Ethan (very concerned): "But not here."

Me: "No, not here. Far, far away."

Ethan: "Yeah. Way far away. Like Texas. They have armadillos there too."

Wednesday, January 26, 2011

Tom Franklin on Being Stuck

"Being stuck can also be a sign that you need to take some time off. Don’t fret about leaving a ms for a few days or weeks or even months. I have 3/4s of story that I started in 2000 that I take out and peck at every few weeks. At some point I’ll finish it, knock wood. But only lately have I realized what the ending should be. This is, what, 2011, and by my math that’s like 11 years. So don’t worry if you set something aside. Work on something else for a while."

More from Mr. Franklin here.

Wednesday, January 12, 2011

This Is What It's Like

The new issue of Blip Magazine is now live, featuring my story "This Is What It's Like."

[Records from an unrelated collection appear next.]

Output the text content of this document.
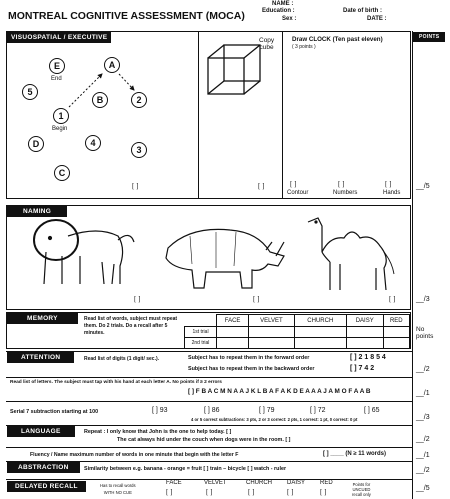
MONTREAL COGNITIVE ASSESSMENT (MOCA)
NAME :
Education :
Sex :
Date of birth :
DATE :
VISUOSPATIAL / EXECUTIVE
E
End
A
5
1
Begin
B	2
D	4
3
C
[ ]
Copy
cube
[ ]
Draw CLOCK (Ten past eleven)
( 3 points )
[ ]	[ ]	[ ]
Contour	Numbers	Hands
POINTS
__/5
NAMING
[ ]	[ ]	[ ]	__/3
MEMORY	Read list of words, subject must repeat them. Do 2 trials. Do a recall after 5 minutes.
	FACE	VELVET	CHURCH	DAISY	RED
1st trial					
2nd trial					
No
points
ATTENTION	Read list of digits (1 digit/ sec.).	Subject has to repeat them in the forward order	[ ] 2 1 8 5 4
Subject has to repeat them in the backward order	[ ] 7 4 2	__/2
Read list of letters. The subject must tap with his hand at each letter A. No points if ≥ 2 errors
[ ] F B A C M N A A J K L B A F A K D E A A A J A M O F A A B	__/1
Serial 7 subtraction starting at 100	[ ] 93	[ ] 86	[ ] 79	[ ] 72	[ ] 65
4 or 5 correct subtractions: 3 pts, 2 or 3 correct: 2 pts, 1 correct: 1 pt, 0 correct: 0 pt	__/3
LANGUAGE	Repeat : I only know that John is the one to help today. [ ]
The cat always hid under the couch when dogs were in the room. [ ]	__/2
Fluency / Name maximum number of words in one minute that begin with the letter F	[ ] ____ (N ≥ 11 words)	__/1
ABSTRACTION	Similarity between e.g. banana - orange = fruit [ ] train – bicycle [ ] watch - ruler	__/2
DELAYED RECALL	Has to recall words
WITH NO CUE
FACE	VELVET	CHURCH	DAISY RED
[ ]	[ ]	[ ]	[ ]	[ ]
Points for
UNCUED
recall only
__/5
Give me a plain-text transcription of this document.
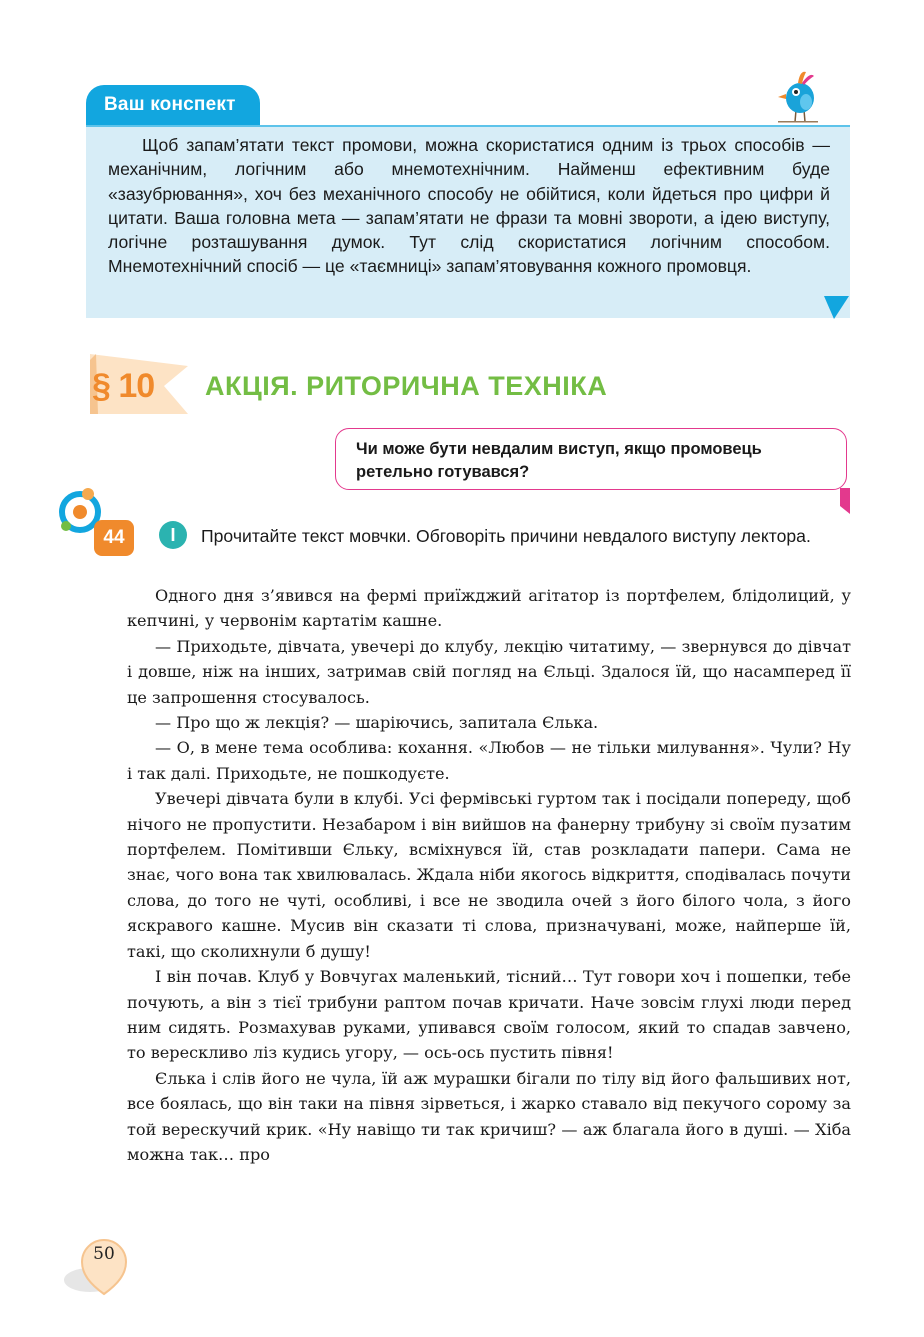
Ваш конспект

Щоб запам’ятати текст промови, можна скористатися одним із трьох способів — механічним, логічним або мнемотехнічним. Найменш ефективним буде «зазубрювання», хоч без механічного способу не обійтися, коли йдеться про цифри й цитати. Ваша головна мета — запам’ятати не фрази та мовні звороти, а ідею виступу, логічне розташування думок. Тут слід скористатися логічним способом. Мнемотехнічний спосіб — це «таємниці» запам’ятовування кожного промовця.

§ 10 АКЦІЯ. РИТОРИЧНА ТЕХНІКА

Чи може бути невдалим виступ, якщо промовець ретельно готувався?

44	І	Прочитайте текст мовчки. Обговоріть причини невдалого виступу лектора.

Одного дня з’явився на фермі приїжджий агітатор із портфелем, блідолиций, у кепчині, у червонім картатім кашне.

— Приходьте, дівчата, увечері до клубу, лекцію читатиму, — звернувся до дівчат і довше, ніж на інших, затримав свій погляд на Єльці. Здалося їй, що насамперед її це запрошення стосувалось.

— Про що ж лекція? — шаріючись, запитала Єлька.

— О, в мене тема особлива: кохання. «Любов — не тільки милування». Чули? Ну і так далі. Приходьте, не пошкодуєте.

Увечері дівчата були в клубі. Усі фермівські гуртом так і посідали попереду, щоб нічого не пропустити. Незабаром і він вийшов на фанерну трибуну зі своїм пузатим портфелем. Помітивши Єльку, всміхнувся їй, став розкладати папери. Сама не знає, чого вона так хвилювалась. Ждала ніби якогось відкриття, сподівалась почути слова, до того не чуті, особливі, і все не зводила очей з його білого чола, з його яскравого кашне. Мусив він сказати ті слова, призначувані, може, найперше їй, такі, що сколихнули б душу!

І він почав. Клуб у Вовчугах маленький, тісний… Тут говори хоч і пошепки, тебе почують, а він з тієї трибуни раптом почав кричати. Наче зовсім глухі люди перед ним сидять. Розмахував руками, упивався своїм голосом, який то спадав завчено, то верескливо ліз кудись угору, — ось-ось пустить півня!

Єлька і слів його не чула, їй аж мурашки бігали по тілу від його фальшивих нот, все боялась, що він таки на півня зірветься, і жарко ставало від пекучого сорому за той верескучий крик. «Ну навіщо ти так кричиш? — аж благала його в душі. — Хіба можна так… про

50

The issue was guest edited by Courtney Eldridge, and includes work by friends Alicia Gifford and Rae Bryant, as well (deep breath):


Delphine Blue, John McKernan, Kimberly Ford, David Laskowski, Erin Bealmear, Timothy Buckwalter, Karla Eoff, New Waves, W.F. Lantry, Mel Bosworth, Bill Yarrow, David Ryan, Kevin Spaide, James Russel, Greg Pierce, Douglas Silver, Chuck Stephens, William R. Gilliland, Erik Smetana, Shelagh Power-Chopra, Daniel Crocker, Jon Patrick, Rick Moody, Nick
Ripatrazone, Michael Snediker, Sheree Rose and Matthew Levin.



Sunday, January 9, 2011

Isak Dineson Quote:

"I write a little every day, without hope and without despair."

Thursday, January 6, 2011

Where Shall We Meet?

I have a new story at Used Furniture Review.

UFR is a fairly new online journal, and editor David Cotrone has been publishing some great stuff, including work by Kim Chinquee, Julie Innis, Michelle Reale and Randall Brown,

I wrote "Where Shall We Meet?" for one of NPR's three-minute fiction contests. Alas, I didn't win, but I got a story out of it, and I'm happy this one found a home at UFR.

Monday, January 3, 2011

The Carver Bio

It's January 3, 2011, and yesterday I finished reading the Raymond Carver bio by Carol Sklenicka.

I think Stephen King nailed it in his New York Times review when he called the book "exhaustive and exhausting." It really wore me out. It really, at times, depressed the hell out of me. Often I wanted to take a break and stop reading, but I always kept going.

What kept me going was Carver's sheer determination to carve (sorry) a literary life for himself. (It also helped knowing that eventually he got sober after years of drinking and out-of-control alcoholism. He took his last drink at the Jambalaya bar in Arcata in 1977.)

For so many years he struggled -- trying to write, submitting stories to small magazines, working crap jobs, raising a family, declaring bankruptcy (twice), bouncing around from one teaching job to another, gaining, at long last, the literary reputation and career he dreamed about.

But what struck me the most was how his family struggled, too. His wife, Maryann, supported him for long stretches. Carver's writing was the focus of the family. And his kids also struggled. Yes, alcohol was involved (Maryann also drank), but it was painful to read about the sacrifices made, all in the name of "art."

Carver's essay "Fires" discusses how his children have been his greatest influence. But not in a positive way. He talks of his children as a "baleful" influence. He talks about the "ravenous and ferocious years of parenting." He talks about the burden of family life and caring for his children: "And I would always have them, and always find myself in this position of unrelieved responsibility and permanent distraction."

There's a heartbreaking scene in the bio when Carver's son, Vance, is talking to Tobias Wolff. Vance says: "My father is really good, isn't he?" And Wolff says: "Your dad is one of the greatest short story writers of all time."

Yet Carver's family, including Vance, was repeatedly hurt by his stories and poems.

And this, ultimately, is what got to me: the sacrifice between life and art. The sharing of vibrant, wonderful, necessary stories vs. the pain bestowed by those stories, both in their creation and their journey into the world.

There's much more to the book of course -- the whole Lish/Carver thing is fascinating -- but that's what I'm processing now. It's relevant because I'm also raising a family. And I worry that my writing impacts my family negatively. I worry about a lot of things these days. Potential New Year's resolution: not to worry so damn much.

Anyway.

At some point I want to read Maryann Carver's memoir, What It Used to Be Like. But for now, I'm Carver'd out.